The big, puffy dark cloud that is mental illness has a much thicker outline during the bitter cold winter months. Have you noticed anyone in your path that looked like they could really use a hug today? Maybe even just a reassuring nod or a quick hello?

You never know when you could be someone’s last chance. Someone’s last chance at trying, someone’s last sliver of hope, someone’s very last attempt at not giving up, forever.

Without the freedom to roam about that the warm weather brings, you’ll notice an accumulation of lost souls repetitively riding public transportation or setting up shop in dark corners of malls that are open late and that have security guards kind enough to pretend they don’t notice.
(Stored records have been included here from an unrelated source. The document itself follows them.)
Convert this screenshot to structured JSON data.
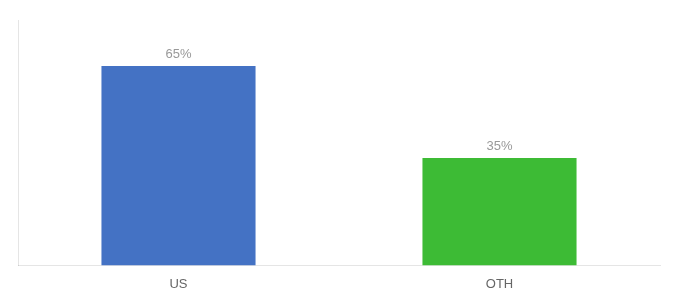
{
  "chart_data": {
    "type": "bar",
    "categories": [
      "US",
      "OTH"
    ],
    "values": [
      65,
      35
    ],
    "value_labels": [
      "65%",
      "35%"
    ],
    "colors": [
      "#4472c4",
      "#3dbb35"
    ],
    "ylim": [
      0,
      80
    ],
    "data_labels": true,
    "tick_labels": "x",
    "grid": false
  }
}
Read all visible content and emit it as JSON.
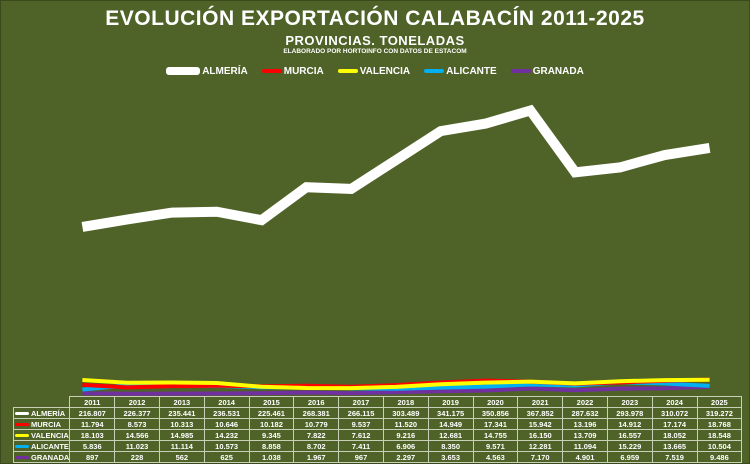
{
  "chart_data": {
    "type": "line",
    "title": "EVOLUCIÓN EXPORTACIÓN CALABACÍN 2011-2025",
    "subtitle": "PROVINCIAS. TONELADAS",
    "note": "ELABORADO POR HORTOINFO CON DATOS DE ESTACOM",
    "legend_position": "top",
    "grid": false,
    "x": [
      "2011",
      "2012",
      "2013",
      "2014",
      "2015",
      "2016",
      "2017",
      "2018",
      "2019",
      "2020",
      "2021",
      "2022",
      "2023",
      "2024",
      "2025"
    ],
    "series": [
      {
        "name": "ALMERÍA",
        "color": "#ffffff",
        "values": [
          216807,
          226377,
          235441,
          236531,
          225461,
          268381,
          266115,
          303489,
          341175,
          350856,
          367852,
          287632,
          293978,
          310072,
          319272
        ],
        "labels": [
          "216.807",
          "226.377",
          "235.441",
          "236.531",
          "225.461",
          "268.381",
          "266.115",
          "303.489",
          "341.175",
          "350.856",
          "367.852",
          "287.632",
          "293.978",
          "310.072",
          "319.272"
        ]
      },
      {
        "name": "MURCIA",
        "color": "#ff0000",
        "values": [
          11794,
          8573,
          10313,
          10646,
          10182,
          10779,
          9537,
          11520,
          14949,
          17341,
          15942,
          13196,
          14912,
          17174,
          18768
        ],
        "labels": [
          "11.794",
          "8.573",
          "10.313",
          "10.646",
          "10.182",
          "10.779",
          "9.537",
          "11.520",
          "14.949",
          "17.341",
          "15.942",
          "13.196",
          "14.912",
          "17.174",
          "18.768"
        ]
      },
      {
        "name": "VALENCIA",
        "color": "#ffff00",
        "values": [
          18103,
          14566,
          14985,
          14232,
          9345,
          7822,
          7612,
          9216,
          12681,
          14755,
          16150,
          13709,
          16557,
          18052,
          18548
        ],
        "labels": [
          "18.103",
          "14.566",
          "14.985",
          "14.232",
          "9.345",
          "7.822",
          "7.612",
          "9.216",
          "12.681",
          "14.755",
          "16.150",
          "13.709",
          "16.557",
          "18.052",
          "18.548"
        ]
      },
      {
        "name": "ALICANTE",
        "color": "#00b0f0",
        "values": [
          5836,
          11023,
          11114,
          10573,
          8858,
          8702,
          7411,
          6906,
          8350,
          9571,
          12281,
          11094,
          15229,
          13665,
          10504
        ],
        "labels": [
          "5.836",
          "11.023",
          "11.114",
          "10.573",
          "8.858",
          "8.702",
          "7.411",
          "6.906",
          "8.350",
          "9.571",
          "12.281",
          "11.094",
          "15.229",
          "13.665",
          "10.504"
        ]
      },
      {
        "name": "GRANADA",
        "color": "#7030a0",
        "values": [
          897,
          228,
          562,
          625,
          1038,
          1967,
          967,
          2297,
          3653,
          4563,
          7170,
          4901,
          6959,
          7519,
          9486
        ],
        "labels": [
          "897",
          "228",
          "562",
          "625",
          "1.038",
          "1.967",
          "967",
          "2.297",
          "3.653",
          "4.563",
          "7.170",
          "4.901",
          "6.959",
          "7.519",
          "9.486"
        ]
      }
    ]
  }
}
Save me,” you thought you heard someone whisper, but it isn’t your problem and you have enough stuff to do today.

No one could ever say that Robin Williams died in vain. His genius and the fact that he was so well respected enabled us all to begin a conversation about something that can’t help but remain a dirty little secret.

Recently everyone looks like they are battling their day, as if through mounds of heavy mud. The mud surrounds them in all directions as they take turns which way to fall, each time waiting a bit longer for someone to catch them or at least lean over to help them up.

In the name of avoiding discomfort we commonly try to deal with mental illness only from a safe distance. We tell ourselves that, “Crazy” is some eccentric stranger on a street corner deeply enthralled in a conversation with themselves.

It’s time to break the silence; these lonely ships shouldn’t have to sail in treacherous waters alone.